For Mother’s Day, Matt and Jane helped get things started by clearing their own stuff out of the house – completely. (There are plenty of people my age who still have stuff stored at their parent’s house, so I figured this was a major accomplishment.) We had a notion of putting the house on the market, and while we met with agents and started to prepare, Tom looked around for teaching positions. He looked everywhere – from Malaysia, China, Thailand, and Japan, to Istanbul, Spain, and South America. The first real job offer came from Ecuador – and that’s part of why we are here. Plus, we speak Spanish and had never been to South America. Ecuador appeared to be relatively healthy politically (a democracy, sort of, until Correa started bullying branches of the government around), not involved in any wars (with other countries, at the moment), avoiding the worst of the drug trade and its gnarly effects, and on a development path (bumpy and circuitous as it is). Ecuador is known for the health and longevity of its people, and of course the Andean and Incan history is an attraction for us. Quito is only a 5-hour flight from Houston and in the same time zone as Minnesota (until we switch back to standard time – when we’ll be the same as EST).
The school in Quito wanted Tom to start as soon as possible, so he arrived in Ecuador June 7 and went to work. I thought I’d get the house on the market later in June, but underestimated the work (of course). The 4th of July came and went, and then finally the house went on the market July 11. We had a purchase agreement 5 days later, and closed August 12. Tom quit his job to come home and help. The intervening weeks were hellish, but we did it. We cleared out of the house only 54 hours AFTER the closing. The agents were getting nervous, but it wasn’t like we could plop the mess down someplace else and sort it out later. We sold stuff; we donated lots; we packed and filled a couple storage units with art, books, and miscellaneous keeper items; and we trashed several dumpsters-worth of things that didn’t fall into any of the previous categories. All this within weeks. It is hard for me to remember now if I kept the braided rug, the little mission desk, the rice cooker, the whatnots, or if I sold them, stored them, trashed them, or lent them to the kids. History.
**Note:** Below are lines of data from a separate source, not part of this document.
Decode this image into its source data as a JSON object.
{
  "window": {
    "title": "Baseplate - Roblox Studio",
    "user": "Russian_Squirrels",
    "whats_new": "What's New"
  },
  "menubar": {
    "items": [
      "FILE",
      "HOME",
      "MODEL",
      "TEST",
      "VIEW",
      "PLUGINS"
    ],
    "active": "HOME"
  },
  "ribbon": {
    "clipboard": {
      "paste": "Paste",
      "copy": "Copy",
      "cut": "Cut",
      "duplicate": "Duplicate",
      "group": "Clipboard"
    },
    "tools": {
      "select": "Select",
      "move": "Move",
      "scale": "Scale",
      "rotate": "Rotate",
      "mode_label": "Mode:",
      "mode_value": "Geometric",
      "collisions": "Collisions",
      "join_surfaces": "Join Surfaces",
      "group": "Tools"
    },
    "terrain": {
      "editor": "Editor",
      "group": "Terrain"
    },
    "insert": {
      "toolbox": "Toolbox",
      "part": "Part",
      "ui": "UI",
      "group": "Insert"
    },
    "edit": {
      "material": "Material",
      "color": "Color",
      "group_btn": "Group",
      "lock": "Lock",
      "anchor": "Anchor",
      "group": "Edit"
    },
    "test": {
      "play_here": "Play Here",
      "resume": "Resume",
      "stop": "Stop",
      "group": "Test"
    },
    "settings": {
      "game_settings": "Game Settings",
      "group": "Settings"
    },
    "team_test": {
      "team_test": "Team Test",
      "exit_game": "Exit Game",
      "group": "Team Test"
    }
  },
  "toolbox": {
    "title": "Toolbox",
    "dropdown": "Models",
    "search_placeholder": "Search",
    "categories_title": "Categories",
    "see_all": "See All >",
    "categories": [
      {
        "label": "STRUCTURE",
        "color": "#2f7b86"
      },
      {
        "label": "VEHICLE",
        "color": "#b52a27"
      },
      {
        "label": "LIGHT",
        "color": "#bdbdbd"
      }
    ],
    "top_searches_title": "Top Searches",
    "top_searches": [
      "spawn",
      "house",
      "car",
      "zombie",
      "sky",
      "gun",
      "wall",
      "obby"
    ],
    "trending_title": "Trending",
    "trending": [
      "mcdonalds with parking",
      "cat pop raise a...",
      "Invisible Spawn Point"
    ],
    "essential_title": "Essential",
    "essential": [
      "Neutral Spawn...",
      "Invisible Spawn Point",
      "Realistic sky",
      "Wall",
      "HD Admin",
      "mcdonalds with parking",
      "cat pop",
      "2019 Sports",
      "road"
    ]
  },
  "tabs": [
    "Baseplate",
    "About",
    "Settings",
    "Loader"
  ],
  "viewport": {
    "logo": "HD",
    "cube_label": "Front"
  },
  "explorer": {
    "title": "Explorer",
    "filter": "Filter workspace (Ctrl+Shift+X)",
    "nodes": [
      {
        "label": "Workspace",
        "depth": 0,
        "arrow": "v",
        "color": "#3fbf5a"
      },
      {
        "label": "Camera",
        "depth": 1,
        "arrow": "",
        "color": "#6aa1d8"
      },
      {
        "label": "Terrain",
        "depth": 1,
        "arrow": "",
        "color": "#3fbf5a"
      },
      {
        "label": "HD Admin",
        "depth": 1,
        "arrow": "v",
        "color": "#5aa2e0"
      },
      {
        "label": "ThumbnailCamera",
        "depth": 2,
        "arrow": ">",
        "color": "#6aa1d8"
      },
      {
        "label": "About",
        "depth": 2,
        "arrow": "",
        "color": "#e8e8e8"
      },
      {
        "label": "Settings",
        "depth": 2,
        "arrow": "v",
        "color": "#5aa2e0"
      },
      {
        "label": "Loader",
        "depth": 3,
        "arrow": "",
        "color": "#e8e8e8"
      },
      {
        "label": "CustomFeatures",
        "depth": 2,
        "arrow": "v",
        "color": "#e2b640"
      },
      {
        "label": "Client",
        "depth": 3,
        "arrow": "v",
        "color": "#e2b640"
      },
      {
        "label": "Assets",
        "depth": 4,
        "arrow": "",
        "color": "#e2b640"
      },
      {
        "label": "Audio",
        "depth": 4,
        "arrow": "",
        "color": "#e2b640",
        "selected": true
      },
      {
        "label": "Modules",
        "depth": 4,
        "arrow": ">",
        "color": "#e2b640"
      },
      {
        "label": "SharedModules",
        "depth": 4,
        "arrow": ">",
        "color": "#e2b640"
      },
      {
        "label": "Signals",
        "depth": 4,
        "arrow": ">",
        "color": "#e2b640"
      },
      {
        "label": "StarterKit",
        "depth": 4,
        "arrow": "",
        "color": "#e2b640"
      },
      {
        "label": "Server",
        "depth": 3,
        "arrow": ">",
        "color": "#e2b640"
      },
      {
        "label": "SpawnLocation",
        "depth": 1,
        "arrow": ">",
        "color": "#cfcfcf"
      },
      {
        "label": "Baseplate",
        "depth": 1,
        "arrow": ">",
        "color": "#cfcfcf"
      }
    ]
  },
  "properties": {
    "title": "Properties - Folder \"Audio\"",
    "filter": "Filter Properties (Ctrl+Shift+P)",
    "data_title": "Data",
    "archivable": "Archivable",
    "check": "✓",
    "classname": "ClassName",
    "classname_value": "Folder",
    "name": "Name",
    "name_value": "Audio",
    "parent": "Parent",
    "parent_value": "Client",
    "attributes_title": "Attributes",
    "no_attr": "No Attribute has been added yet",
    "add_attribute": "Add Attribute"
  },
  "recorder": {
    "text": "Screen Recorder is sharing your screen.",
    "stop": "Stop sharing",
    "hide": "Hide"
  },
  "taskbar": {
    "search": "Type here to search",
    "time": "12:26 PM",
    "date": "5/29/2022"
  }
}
After selling the house and getting a couple other details in order, we arrived in Quito on August 26. I had a few days to try to get my bearings while Tom showed me around, then we got the call that Tom’s Dad had passed away. So we were back in Iowa for about 3 weeks, and returned September 20. It was sort of a false start here, but a worthwhile, emotional, and memorable visit with family, especially Tom’s mother.
Now we have a few weeks of Ecuador under our belts. We’re living in a small studio apartment in the historic center of Quito, up a steep hill, with a 180 view of the city and the mountainsides beyond. We can see snow-covered volcanic peaks on clear days. The clouds and light are constantly changing as they wrap around the mountains and slide down through the valleys. The city is a strange mix of business activity, awful pollution, beautiful views, history, political turmoil, and some of the most calm and friendly people I’ve met.
Tom has cultivated one private student; I spent a couple weeks brushing up on my Spanish with private lessons. We’ve mostly been here in town, but are planning now for travels around Ecuador and for visits from our kids. We’d love to hear that you are coming to Quito so we can walk you up and down some mountains and show you around!